Crítica escrita por Helena Zimbrão, mestranda em Cinema e Audiovisual do PPGCINE-UFF. 

Na sua primeira semana em cartaz, Pedágio, o novo longa de Carolina Markowicz, reacendeu um debate importante sobre a pirataria e a democratização do acesso ao cinema no Brasil. O filme, estrelado por Maeve Jinkings, Kauan Alvarenga e Thomas Aquino, aborda outros temas complexos como a homofobia, a hipocrisia humana, a intolerância religiosa, a violência e a solidão urbana e, principalmente, a relação entre uma mãe e seu filho.

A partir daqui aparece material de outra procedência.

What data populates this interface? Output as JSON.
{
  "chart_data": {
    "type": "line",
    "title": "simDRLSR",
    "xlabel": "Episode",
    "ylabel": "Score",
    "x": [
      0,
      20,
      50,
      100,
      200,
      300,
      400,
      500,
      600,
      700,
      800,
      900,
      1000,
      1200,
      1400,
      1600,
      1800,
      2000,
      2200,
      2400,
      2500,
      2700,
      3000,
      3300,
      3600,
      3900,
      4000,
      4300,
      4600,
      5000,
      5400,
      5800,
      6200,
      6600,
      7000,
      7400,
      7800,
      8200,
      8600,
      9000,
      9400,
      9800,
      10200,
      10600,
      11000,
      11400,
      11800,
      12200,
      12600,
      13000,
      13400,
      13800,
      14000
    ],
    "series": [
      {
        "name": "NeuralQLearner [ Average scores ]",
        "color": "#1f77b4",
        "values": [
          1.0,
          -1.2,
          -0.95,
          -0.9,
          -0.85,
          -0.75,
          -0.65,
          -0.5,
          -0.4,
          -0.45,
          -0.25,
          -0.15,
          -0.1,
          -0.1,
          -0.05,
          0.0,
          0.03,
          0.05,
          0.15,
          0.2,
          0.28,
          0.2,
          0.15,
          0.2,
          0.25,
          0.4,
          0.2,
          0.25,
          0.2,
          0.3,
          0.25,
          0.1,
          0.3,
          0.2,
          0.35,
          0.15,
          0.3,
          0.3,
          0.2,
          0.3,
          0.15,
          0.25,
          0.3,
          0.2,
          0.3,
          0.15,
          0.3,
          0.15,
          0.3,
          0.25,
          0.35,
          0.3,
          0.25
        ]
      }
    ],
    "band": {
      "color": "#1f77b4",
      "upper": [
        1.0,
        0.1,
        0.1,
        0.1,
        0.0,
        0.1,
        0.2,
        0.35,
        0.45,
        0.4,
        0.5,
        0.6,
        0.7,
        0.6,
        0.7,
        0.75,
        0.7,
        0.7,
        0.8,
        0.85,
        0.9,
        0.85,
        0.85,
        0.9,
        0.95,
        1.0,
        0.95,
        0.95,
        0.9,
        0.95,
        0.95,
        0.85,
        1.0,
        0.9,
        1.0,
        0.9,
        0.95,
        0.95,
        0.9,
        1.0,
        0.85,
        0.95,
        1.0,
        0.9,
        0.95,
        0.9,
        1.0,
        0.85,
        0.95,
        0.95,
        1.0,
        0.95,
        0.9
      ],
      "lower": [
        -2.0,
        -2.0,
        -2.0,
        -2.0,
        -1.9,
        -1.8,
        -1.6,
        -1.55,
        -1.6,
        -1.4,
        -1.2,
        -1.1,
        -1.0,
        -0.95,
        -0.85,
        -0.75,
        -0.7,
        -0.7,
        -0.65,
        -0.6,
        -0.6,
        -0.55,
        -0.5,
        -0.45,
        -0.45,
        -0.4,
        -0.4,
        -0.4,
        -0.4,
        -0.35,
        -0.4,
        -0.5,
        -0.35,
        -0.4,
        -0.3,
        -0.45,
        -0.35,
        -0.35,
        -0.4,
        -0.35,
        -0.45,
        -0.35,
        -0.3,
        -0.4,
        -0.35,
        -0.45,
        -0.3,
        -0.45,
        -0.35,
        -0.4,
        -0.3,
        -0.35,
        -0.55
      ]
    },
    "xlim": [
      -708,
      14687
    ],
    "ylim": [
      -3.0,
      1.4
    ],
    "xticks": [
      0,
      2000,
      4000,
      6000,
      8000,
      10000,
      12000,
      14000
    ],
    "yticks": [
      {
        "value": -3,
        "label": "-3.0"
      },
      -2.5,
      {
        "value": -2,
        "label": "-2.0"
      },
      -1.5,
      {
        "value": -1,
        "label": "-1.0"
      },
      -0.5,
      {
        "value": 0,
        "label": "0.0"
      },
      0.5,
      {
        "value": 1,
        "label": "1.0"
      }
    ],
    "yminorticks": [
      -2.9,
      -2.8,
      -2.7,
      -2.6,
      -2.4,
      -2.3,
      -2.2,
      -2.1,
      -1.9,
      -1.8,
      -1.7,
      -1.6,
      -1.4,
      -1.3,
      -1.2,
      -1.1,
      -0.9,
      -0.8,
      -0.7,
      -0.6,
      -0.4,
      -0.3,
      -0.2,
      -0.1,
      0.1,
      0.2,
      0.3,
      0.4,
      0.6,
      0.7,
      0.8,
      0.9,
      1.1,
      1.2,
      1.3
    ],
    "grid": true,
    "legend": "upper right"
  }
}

Tiquinho é um adolescente homossexual que enfrenta a difícil busca da própria identidade em uma sociedade opressora e ignorante. Kauan Alvarenga encarna o adolescente perfeito: o olhar emputecido com o mundo, o deboche a qualquer custo, as respostas monossilábicas e a postura curvada de quem está de saco cheio! Mas nos momentos em que Tiquinho pode de fato se expressar como artista, essa postura se desfaz e dá lugar a um corpo pulsante, cheio de vida e maquiagem, que canta, performa e sorri.

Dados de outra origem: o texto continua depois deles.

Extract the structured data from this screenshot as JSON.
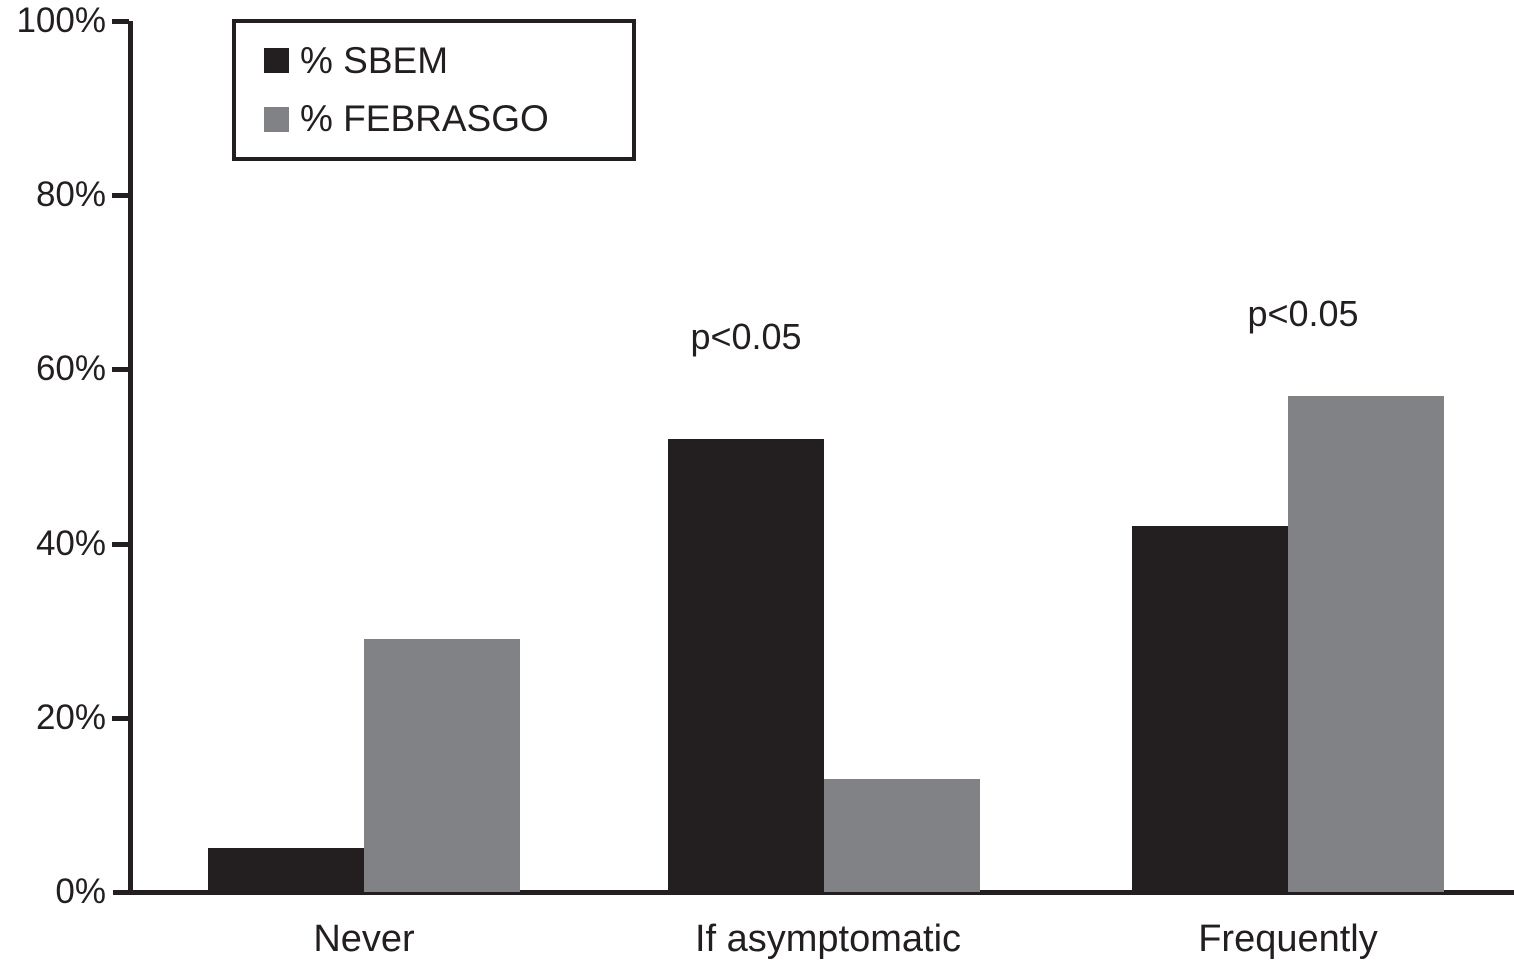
{
  "chart_data": {
    "type": "bar",
    "title": "",
    "xlabel": "",
    "ylabel": "",
    "categories": [
      "Never",
      "If asymptomatic",
      "Frequently"
    ],
    "series": [
      {
        "name": "% SBEM",
        "color": "#231f20",
        "values": [
          5,
          52,
          42
        ]
      },
      {
        "name": "% FEBRASGO",
        "color": "#808285",
        "values": [
          29,
          13,
          57
        ]
      }
    ],
    "ylim": [
      0,
      100
    ],
    "y_ticks": [
      "0%",
      "20%",
      "40%",
      "60%",
      "80%",
      "100%"
    ],
    "grid": false,
    "legend_position": "top-left",
    "annotations": [
      {
        "text": "p<0.05",
        "category": "If asymptomatic"
      },
      {
        "text": "p<0.05",
        "category": "Frequently"
      }
    ]
  }
}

Infelizmente, esse corpo vivo de Tiquinho é fortemente reprimido por sua mãe. Suellen é uma cobradora de pedágio que, em contraponto, tem o seu próprio corpo restrito a um cubículo durante horas de trabalho solitário. Na errônea intenção de “proteger” seu filho, Suellen o obriga a frequentar um curso oferecido por um pastor estrangeiro que promete a tão aclamada “cura-gay”. Para conseguir pagar o curso, Suellen se envolve um esquema ilegal com seu namorado Arauto (Thomas Aquino).

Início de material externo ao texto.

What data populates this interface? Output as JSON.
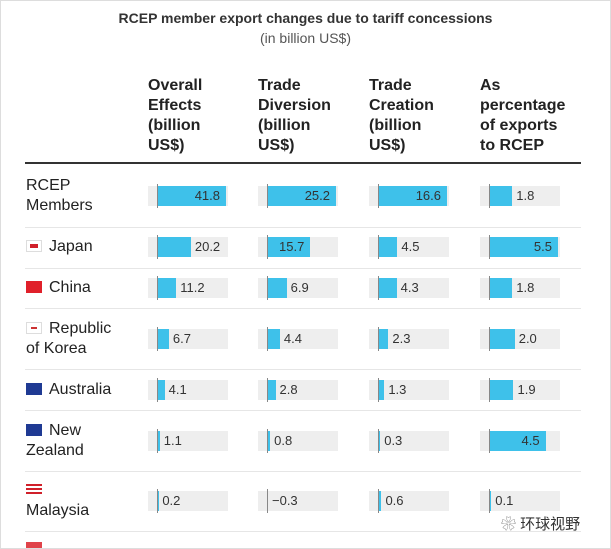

A escolha de Maeve Jinkings para o papel de Suellen me parece certeira por um simples motivo: Maeve entrega o rosto e o jeito de uma pessoa absolutamente comum. Digo isso não no sentido pejorativo da palavra “comum”, mas no sentido quase que empático da coisa: essa mulher que acompanhamos na tela poderia muito bem ser alguém que você conhece. Apesar de sua homofobia, Suellen não nos desperta raiva, pois todas as suas contradições, dores, angústias, ganhos e perdas estão ali, escancaradas para nós.

Na verdade, nenhuma das personagens de Pedágio é realmente capaz de criar raiva no espectador e a esse mérito eu atribuo o bom desenvolvimento do roteiro. A premissa da trama poderia ter escorregado para uma versão maniqueísta dos fatos, mas felizmente isso não acontece. As personagens, assim como suas motivações e anseios, estão nuas e cruas na nossa frente, nem boas nem más, humanas apenas, driblando a seu modo a solidão em uma erma cidade industrial de praças vazias e céu cinza – literalmente colorido de rosa pelas lentes de Tiquinho.

Carolina Markowicz nos entrega uma história comovente, contada de forma inteligente e com boas doses de ironia. Pedágio não hesita em satirizar o catolicismo e o protestantismo, evidenciando a hipocrisia de seus praticantes e pregadores – desde a caricata personagem de Telma (Aline Marta Maia) até as cenas absurdas do curso de “cura-gay” ministradas pelo pastor Isaac. O sotaque de Portugal e a aparência de Jesus hipster do pastor o tornam ainda mais difícil de ser levado a sério. Gosto de pensar que a escolha por um pastor português pode simbolizar a imposição das religiões europeias (católica e protestante) sob as religiões de matrizes indígenas e africanas no Brasil.

A relação entre Suellen e Tiquinho não se resume à homofobia da mãe, mas sim flutua entre momentos de carinho e repulsa. Em um dado momento do filme, o par romântico de Tiquinho pergunta: “Mas se você trabalha e tem dinheiro, por que você ainda precisa da sua mãe?”. O silêncio de Tiquinho abre espaço para um palpite: na verdade, é sua mãe quem precisa dele. Essa relação de necessidade e carência que permeia as relações entre mães e filhos está presente do início ao fim do filme. E, quando a trama se encerra, Suellen depende do filho para colocar sua vida em ordem, enquanto que Tiquinho ainda se esforça para obter a aprovação de sua mãe.

Pedágio foi destaque no Festival do Rio 2023, ao garantir os prêmios de Melhor Atriz, Melhor Ator e Melhor Atriz Coadjuvante para Maeve Jinkings, Kauan Alvarenga e Aline Marta Maia respectivamente. Vicente Saldanha também levou o prêmio de Melhor Direção de Arte pelo seu excelente trabalho nos figurinos e objetos cenográficos que nos levam para dentro do universo dessa família periférica de baixa renda, em contraste com o luxo e a extravagância da igreja do pastor Isaac. O longa também marcou o Festival Internacional de Cinema de Toronto, tornando Carolina Markowicz a primeira pessoa latino-americana a ser premiada na categoria “Novos Talentos”. Atualmente, o filme luta contra os recentes casos de pirataria e tenta se manter em cartaz por mais algumas semanas.